Available from Amazon, price is $1298

Canon PowerShot G5X Mark II
Check out our early coverage of this camera when it first appeared. Shutterbug called it Pocket Power. The Canon PowerShot G5X Mark II is certainly that—and more. It features an extremely useful pop-up EVF (Electronic Viewfinder) and Canon’s fast, 5X optical zoom lens (24-120mm f/1.8-2.8) with Optical Image Stabilizer. In other words, you’re off to the races with this in your bag.

The Canon G5X Mk II is versatile. In addition to the true wideangle to telephoto 5X zoom it does close-up photography down to 2.0 inches. Also the camera features a pop-up 2.36m-dot electronic viewfinder, 180° tilting touchscreen LCD, and has both Bluetooth and Wi-Fi for wirelessly connecting to a mobile device.

The Canon PowerShot G5X Mark II has a 20.1-megapixel, 1.0-inch Stacked CMOS Sensor and Canon’s famous DIGIC 8 image processor. For video shooters there’s 4K 30p / FHD 120p recording capabilities. One of the smallest and lightest cameras in this group, it’s easy to carry and leaps into action quickly.

Available from Amazon, price is $899

Because Civilian Photojournalism, or Street Photography, in my mind is all about the details, I often process the images into HDR renditions, as I have done here with this cropped snap of a cat fight in Bryant Park, New York City. ©Jon Sienkiewicz

Did you notice that every one of these cameras is the latest generation of a model that has seen many incarnations?
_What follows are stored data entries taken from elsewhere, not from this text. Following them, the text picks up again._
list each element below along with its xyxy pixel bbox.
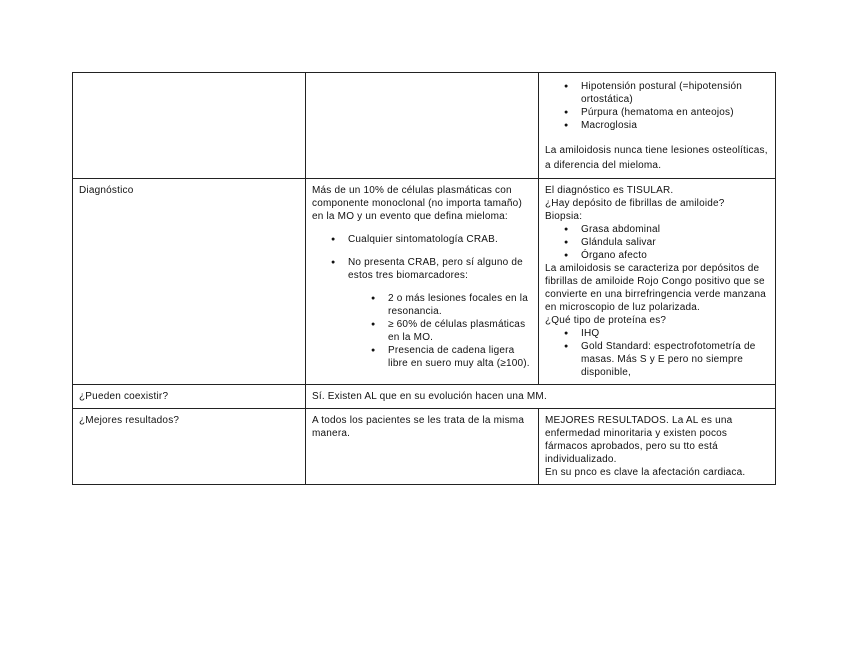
- results-paragraph: MEJORES RESULTADOS. La AL es una enfermedad minoritaria y existen pocos fármacos aprobados, pero su tto está individualizado.: [545, 415, 733, 465]
- list-item: ● Cualquier sintomatología CRAB.: [348, 233, 532, 246]
- row-label-cell: ¿Mejores resultados?: [73, 409, 306, 485]
- row-label-cell: [73, 73, 306, 179]
- diagnosis-line: ¿Hay depósito de fibrillas de amiloide?: [545, 198, 725, 209]
- biomarker-list: [312, 292, 532, 370]
- list-item: ● Púrpura (hematoma en anteojos): [581, 106, 769, 119]
- amiloidosis-cell: [539, 409, 776, 485]
- protein-question: ¿Qué tipo de proteína es?: [545, 315, 667, 326]
- congo-red-paragraph: La amiloidosis se caracteriza por depósitos de fibrillas de amiloide Rojo Congo positivo que se convierte en una birrefringencia verde manzana en microscopio de luz polarizada.: [545, 263, 766, 313]
- list-item: ● Hipotensión postural (=hipotensión ortostática): [581, 80, 769, 106]
- list-item: ● 2 o más lesiones focales en la resonancia.: [388, 292, 532, 318]
- list-item: ● Glándula salivar: [581, 236, 769, 249]
- amiloidosis-cell: [539, 179, 776, 385]
- mieloma-cell: [306, 179, 539, 385]
- diagnosis-line: El diagnóstico es TISULAR.: [545, 185, 674, 196]
- diagnosis-line: Biopsia:: [545, 211, 583, 222]
- list-item: ● IHQ: [581, 327, 769, 340]
- table-row: [73, 385, 776, 409]
- protein-list: [545, 327, 769, 379]
- row-label-cell: ¿Pueden coexistir?: [73, 385, 306, 409]
- list-item: ● Macroglosia: [581, 119, 769, 132]
- list-item: ● Grasa abdominal: [581, 223, 769, 236]
- list-item: ● Gold Standard: espectrofotometría de masas. Más S y E pero no siempre disponible,: [581, 340, 769, 379]
- mieloma-cell: A todos los pacientes se les trata de la misma manera.: [306, 409, 539, 485]
- table-row: [73, 179, 776, 385]
- table-row: [73, 409, 776, 485]
- list-item: ● Órgano afecto: [581, 249, 769, 262]
- list-item: ● Presencia de cadena ligera libre en suero muy alta (≥100).: [388, 344, 532, 370]
- diagnosis-intro: Más de un 10% de células plasmáticas con componente monoclonal (no importa tamaño) en la MO y un evento que defina mieloma:: [312, 185, 522, 222]
- clinical-signs-list: [545, 80, 769, 132]
- row-label-cell: Diagnóstico: [73, 179, 306, 385]
- comparison-table: [72, 72, 776, 485]
- criteria-list: [312, 233, 532, 246]
- merged-answer-cell: Sí. Existen AL que en su evolución hacen una MM.: [306, 385, 776, 409]
- results-last-line: En su pnco es clave la afectación cardiaca.: [545, 467, 746, 478]
- mieloma-cell: [306, 73, 539, 179]
- list-item: ● No presenta CRAB, pero sí alguno de estos tres biomarcadores:: [348, 256, 532, 282]
- biopsy-list: [545, 223, 769, 262]
- amiloidosis-cell: [539, 73, 776, 179]
- table-row: [73, 73, 776, 179]
- osteolytic-note: La amiloidosis nunca tiene lesiones osteolíticas, a diferencia del mieloma.: [545, 145, 768, 171]
- list-item: ● ≥ 60% de células plasmáticas en la MO.: [388, 318, 532, 344]
- criteria-list: [312, 256, 532, 282]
To me that means many things. First, each represents the refinement of a camera platform that already has made its bones. That’s comforting. Second, if the current model just doesn’t fit your budget, chances are that its predecessor might. Of course, that may mean giving up a feature, some speed or a couple megapixels, but on the whole probably worth the sacrifice.

Many street shooters would have me pilloried and flogged for cropping and post-processing my street images. Some even print a narrow margin of the outside area of the frame to prove that no cropping occurred. (In the old days, we filed the inside edges of our negative carriers so that a unique, ragged border proudly surrounded our images like a menacing fence.) Well, I crop (occasionally) and I post-process (generally) and use HDR techniques to extract minute details (very often). Fortunately, I only have to please one person.